Maldito despertador que esqueci de desativar. Não são nem sete da manhã e me encontro completamente livre de sono.

Acordo com a cabeça esparramada em cima do diário. Cabelos bagunçados, rosto molhado de lágrimas frescas e dores pelo corpo inteiro devido ao mau jeito que estou na cama. Forço o rosto contra o travesseiro, mas é inútil. Não é possível mais pegar no sono agora, então decido me levantar e fazer algo proveitoso.

Mamãe provavelmente já saiu para o hospital, e meu pai deve dormir pelo menos até às dez. Não quero confessar, mas será que é tão ruim a primeira coisa que me vem à cabeça ser a extrema vontade de me encontrar com Atticus? Queria abraçá-lo, agarrá-lo, beijá-lo até sufocar. No bom sentido, é claro. Sinto que ele ficou uma eternidade longe e agora meu único desejo é estar perto dele para sentir o cheiro de sua pele e afar seu cabelo.

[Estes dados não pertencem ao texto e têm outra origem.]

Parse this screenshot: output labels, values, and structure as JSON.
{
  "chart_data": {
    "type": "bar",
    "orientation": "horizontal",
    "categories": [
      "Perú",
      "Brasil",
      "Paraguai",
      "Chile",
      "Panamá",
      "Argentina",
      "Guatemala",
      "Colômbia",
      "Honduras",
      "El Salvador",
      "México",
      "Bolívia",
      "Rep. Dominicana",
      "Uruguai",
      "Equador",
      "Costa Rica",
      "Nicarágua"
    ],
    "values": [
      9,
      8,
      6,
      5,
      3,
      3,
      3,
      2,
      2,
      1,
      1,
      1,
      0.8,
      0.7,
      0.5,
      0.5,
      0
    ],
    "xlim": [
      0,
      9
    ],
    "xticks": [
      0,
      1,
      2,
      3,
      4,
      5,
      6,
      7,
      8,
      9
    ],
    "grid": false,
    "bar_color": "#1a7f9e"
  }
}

Está chuviscando, há indício de chuva mais intensa, contudo decido sair para correr pelo quarteirão. As chances de eu ir até a casa dele são definitivamente enormes. Mas pretendo me conter.

Gosto de usar roupas casuais e nada muito chamativo nas corridas matinais. Um café da manhã balanceado, hoje foi substituído por uma única maçã porque o apetite não está tão grande. O único gosto que me faria bem agora seria o da boca de Atticus, e embora eu já o conheça muito bem, acho que nunca vou enjoar.

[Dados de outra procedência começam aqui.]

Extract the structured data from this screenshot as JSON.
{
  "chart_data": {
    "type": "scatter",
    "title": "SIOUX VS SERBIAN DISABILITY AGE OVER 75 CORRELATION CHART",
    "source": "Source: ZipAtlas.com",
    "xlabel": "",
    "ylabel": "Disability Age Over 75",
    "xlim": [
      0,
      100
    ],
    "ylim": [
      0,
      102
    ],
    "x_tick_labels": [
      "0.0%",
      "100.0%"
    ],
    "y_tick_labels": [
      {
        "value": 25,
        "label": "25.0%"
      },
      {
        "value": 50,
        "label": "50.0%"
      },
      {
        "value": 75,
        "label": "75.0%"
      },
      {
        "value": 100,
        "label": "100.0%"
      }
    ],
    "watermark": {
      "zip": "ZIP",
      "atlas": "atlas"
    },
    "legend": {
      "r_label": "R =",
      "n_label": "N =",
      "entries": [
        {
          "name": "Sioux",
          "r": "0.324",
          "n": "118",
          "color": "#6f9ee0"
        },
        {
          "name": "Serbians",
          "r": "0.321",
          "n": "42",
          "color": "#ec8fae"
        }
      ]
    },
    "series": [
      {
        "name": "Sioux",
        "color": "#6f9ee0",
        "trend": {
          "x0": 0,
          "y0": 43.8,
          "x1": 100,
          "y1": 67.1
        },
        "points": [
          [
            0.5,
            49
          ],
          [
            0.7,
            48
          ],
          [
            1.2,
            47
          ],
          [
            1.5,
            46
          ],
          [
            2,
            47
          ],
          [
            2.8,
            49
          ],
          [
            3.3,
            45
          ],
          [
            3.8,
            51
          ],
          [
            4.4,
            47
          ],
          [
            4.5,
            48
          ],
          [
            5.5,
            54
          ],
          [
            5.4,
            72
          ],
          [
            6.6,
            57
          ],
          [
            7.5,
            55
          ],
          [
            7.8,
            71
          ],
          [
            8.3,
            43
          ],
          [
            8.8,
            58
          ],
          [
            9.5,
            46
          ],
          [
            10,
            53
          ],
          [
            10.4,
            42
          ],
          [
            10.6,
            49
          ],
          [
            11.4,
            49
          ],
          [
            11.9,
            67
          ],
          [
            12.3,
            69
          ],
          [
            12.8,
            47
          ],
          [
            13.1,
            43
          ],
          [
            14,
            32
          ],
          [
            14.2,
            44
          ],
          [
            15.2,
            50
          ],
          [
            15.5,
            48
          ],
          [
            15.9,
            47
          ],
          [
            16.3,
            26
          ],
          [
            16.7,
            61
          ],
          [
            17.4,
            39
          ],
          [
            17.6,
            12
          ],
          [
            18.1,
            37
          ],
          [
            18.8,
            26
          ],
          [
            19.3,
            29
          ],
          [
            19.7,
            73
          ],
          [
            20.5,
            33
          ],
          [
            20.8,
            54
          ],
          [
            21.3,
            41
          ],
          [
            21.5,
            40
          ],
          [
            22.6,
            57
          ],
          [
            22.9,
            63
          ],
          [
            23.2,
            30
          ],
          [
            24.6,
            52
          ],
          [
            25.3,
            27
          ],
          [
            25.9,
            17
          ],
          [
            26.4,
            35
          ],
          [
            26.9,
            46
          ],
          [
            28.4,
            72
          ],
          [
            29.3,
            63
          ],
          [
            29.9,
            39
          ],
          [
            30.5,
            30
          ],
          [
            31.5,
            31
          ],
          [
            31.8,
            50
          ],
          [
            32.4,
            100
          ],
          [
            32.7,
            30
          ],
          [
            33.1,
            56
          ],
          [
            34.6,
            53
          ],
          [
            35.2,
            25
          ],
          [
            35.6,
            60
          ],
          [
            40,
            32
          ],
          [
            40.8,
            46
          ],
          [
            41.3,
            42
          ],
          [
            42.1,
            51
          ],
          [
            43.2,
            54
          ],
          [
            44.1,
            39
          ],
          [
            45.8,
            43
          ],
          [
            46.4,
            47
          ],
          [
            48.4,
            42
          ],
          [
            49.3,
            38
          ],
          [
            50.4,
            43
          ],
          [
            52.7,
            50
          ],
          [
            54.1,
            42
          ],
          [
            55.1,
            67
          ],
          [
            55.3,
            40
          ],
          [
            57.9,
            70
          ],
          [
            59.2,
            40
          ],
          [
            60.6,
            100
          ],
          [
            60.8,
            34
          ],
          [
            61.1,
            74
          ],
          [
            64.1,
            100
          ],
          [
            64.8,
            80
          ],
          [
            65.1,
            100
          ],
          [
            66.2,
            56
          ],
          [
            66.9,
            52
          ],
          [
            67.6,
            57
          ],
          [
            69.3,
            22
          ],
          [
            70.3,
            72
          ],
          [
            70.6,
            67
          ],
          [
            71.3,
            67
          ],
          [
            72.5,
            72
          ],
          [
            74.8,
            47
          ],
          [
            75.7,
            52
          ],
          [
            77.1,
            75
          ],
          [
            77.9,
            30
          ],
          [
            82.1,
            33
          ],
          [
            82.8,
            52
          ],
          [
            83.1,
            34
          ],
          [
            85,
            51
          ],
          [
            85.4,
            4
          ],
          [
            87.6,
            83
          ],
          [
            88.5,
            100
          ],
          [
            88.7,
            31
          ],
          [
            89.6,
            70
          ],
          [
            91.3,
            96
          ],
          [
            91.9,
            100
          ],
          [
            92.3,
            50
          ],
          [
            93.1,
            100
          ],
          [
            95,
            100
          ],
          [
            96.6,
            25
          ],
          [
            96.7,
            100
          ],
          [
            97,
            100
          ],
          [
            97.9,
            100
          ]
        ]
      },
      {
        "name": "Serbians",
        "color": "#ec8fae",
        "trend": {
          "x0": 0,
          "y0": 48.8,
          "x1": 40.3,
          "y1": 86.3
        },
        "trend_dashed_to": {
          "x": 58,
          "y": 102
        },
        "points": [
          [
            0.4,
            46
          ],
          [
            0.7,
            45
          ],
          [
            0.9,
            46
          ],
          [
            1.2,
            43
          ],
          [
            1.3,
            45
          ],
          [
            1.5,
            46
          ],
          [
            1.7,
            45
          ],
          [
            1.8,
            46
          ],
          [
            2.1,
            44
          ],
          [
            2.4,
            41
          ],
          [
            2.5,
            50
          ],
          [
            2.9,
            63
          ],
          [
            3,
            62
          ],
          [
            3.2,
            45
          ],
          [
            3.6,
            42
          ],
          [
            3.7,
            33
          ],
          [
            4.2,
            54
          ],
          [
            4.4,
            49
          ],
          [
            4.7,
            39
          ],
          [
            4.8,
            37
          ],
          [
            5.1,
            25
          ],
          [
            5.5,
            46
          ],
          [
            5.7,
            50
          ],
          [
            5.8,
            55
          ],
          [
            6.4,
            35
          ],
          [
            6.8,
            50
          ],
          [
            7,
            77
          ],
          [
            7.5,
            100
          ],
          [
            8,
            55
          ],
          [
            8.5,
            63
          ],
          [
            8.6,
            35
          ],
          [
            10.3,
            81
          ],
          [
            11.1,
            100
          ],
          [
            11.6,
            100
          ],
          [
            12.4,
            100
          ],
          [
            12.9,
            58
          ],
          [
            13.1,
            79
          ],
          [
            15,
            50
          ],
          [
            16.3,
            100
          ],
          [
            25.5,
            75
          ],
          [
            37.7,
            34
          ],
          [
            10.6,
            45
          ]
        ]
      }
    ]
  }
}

Saio a passos apressados de casa. Walkman nos ouvidos com a playlist que meu pai me deu no meu aniversário de catorze anos. Os clássicos da sua juventude que se tornaram os clássicos da minha juventude. Em sua maior parte, interligados a boas memórias com meus pais, alguns amigos que não tenho mais contato, e algumas poucas com ele. Poucas demais, para o meu gosto.

Observo o céu por um instante quando faço uma pausa. Os gotejos começam a se intensificar, então visto o capuz. Mãos apoiadas nos joelhos, uma quantidade maior de suor na testa e os pulmões mais ofegantes do que o comum. Não me lembrava de estar tão desacostumada com as corridas matinais, mas isso com certeza está ligado ao fato de ter diminuído bastante o ritmo nos últimos meses. Não sei bem o que me deu motivação para correr mais hoje do que os outros dias, contudo uma diferença de apenas quinze minutos a mais na hora diária de corrida me deu a sensação de um cansaço três vezes maior.

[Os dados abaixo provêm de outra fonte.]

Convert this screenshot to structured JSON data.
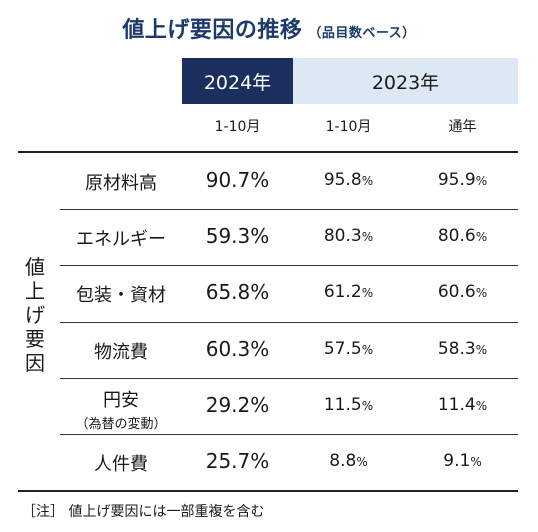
{
  "title": "値上げ要因の推移",
  "subtitle": "（品目数ベース）",
  "header": {
    "y2024": "2024年",
    "y2023": "2023年",
    "sub": [
      "1-10月",
      "1-10月",
      "通年"
    ]
  },
  "row_group_label": "値上げ要因",
  "note": "［注］ 値上げ要因には一部重複を含む",
  "chart_data": {
    "type": "table",
    "columns": [
      "2024年 1-10月",
      "2023年 1-10月",
      "2023年 通年"
    ],
    "rows": [
      {
        "label": "原材料高",
        "sublabel": "",
        "values": [
          "90.7",
          "95.8",
          "95.9"
        ]
      },
      {
        "label": "エネルギー",
        "sublabel": "",
        "values": [
          "59.3",
          "80.3",
          "80.6"
        ]
      },
      {
        "label": "包装・資材",
        "sublabel": "",
        "values": [
          "65.8",
          "61.2",
          "60.6"
        ]
      },
      {
        "label": "物流費",
        "sublabel": "",
        "values": [
          "60.3",
          "57.5",
          "58.3"
        ]
      },
      {
        "label": "円安",
        "sublabel": "（為替の変動）",
        "values": [
          "29.2",
          "11.5",
          "11.4"
        ]
      },
      {
        "label": "人件費",
        "sublabel": "",
        "values": [
          "25.7",
          "8.8",
          "9.1"
        ]
      }
    ],
    "unit": "%"
  }
}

Decido me sentar no chão. No meio da ciclovia. Cabeça apoiada na cerca do lago. Próxima demais de algo supostamente perigoso em um dia de chuva como uma cerca de aço.

Há pássaros voando pelo céu fugindo da chuva exponencial que se aproxima. Vejo pessoas saindo das ruas, buscando abrigo abaixo de toldos e casais escondidos por jornais que so tornam inúteis com tamanhas quantidade de água. Por um instante o pensamento corre a ele. Quase automático, na verdade. Atticus não daria risada do imprevisto de ser atingido por uma tempestade, não se importaria em me cobrir ou levar para um lugar seco, tampouco estaria preocupado com algo além da sua frustração por ser pego de surpresa por algo tão inconviniente quanto uma chuva. Não sei ao certo como me sinto ao constar isso. Não sei se queria que ele agisse diferente ou mesmo se queria passar por algo assim com ele e saber se ele me provaria o contrário. Atticus, o último romântico. Não dá pra acreditar nisso nem em pensamento.

Uma pessoa tropeça em meus pés e não fico furiosa como ficaria normalmente. Meus pensamentos estão tão nublados com a volta de Atticus que não consigo nem me importar muito com infortúnios do dia a dia.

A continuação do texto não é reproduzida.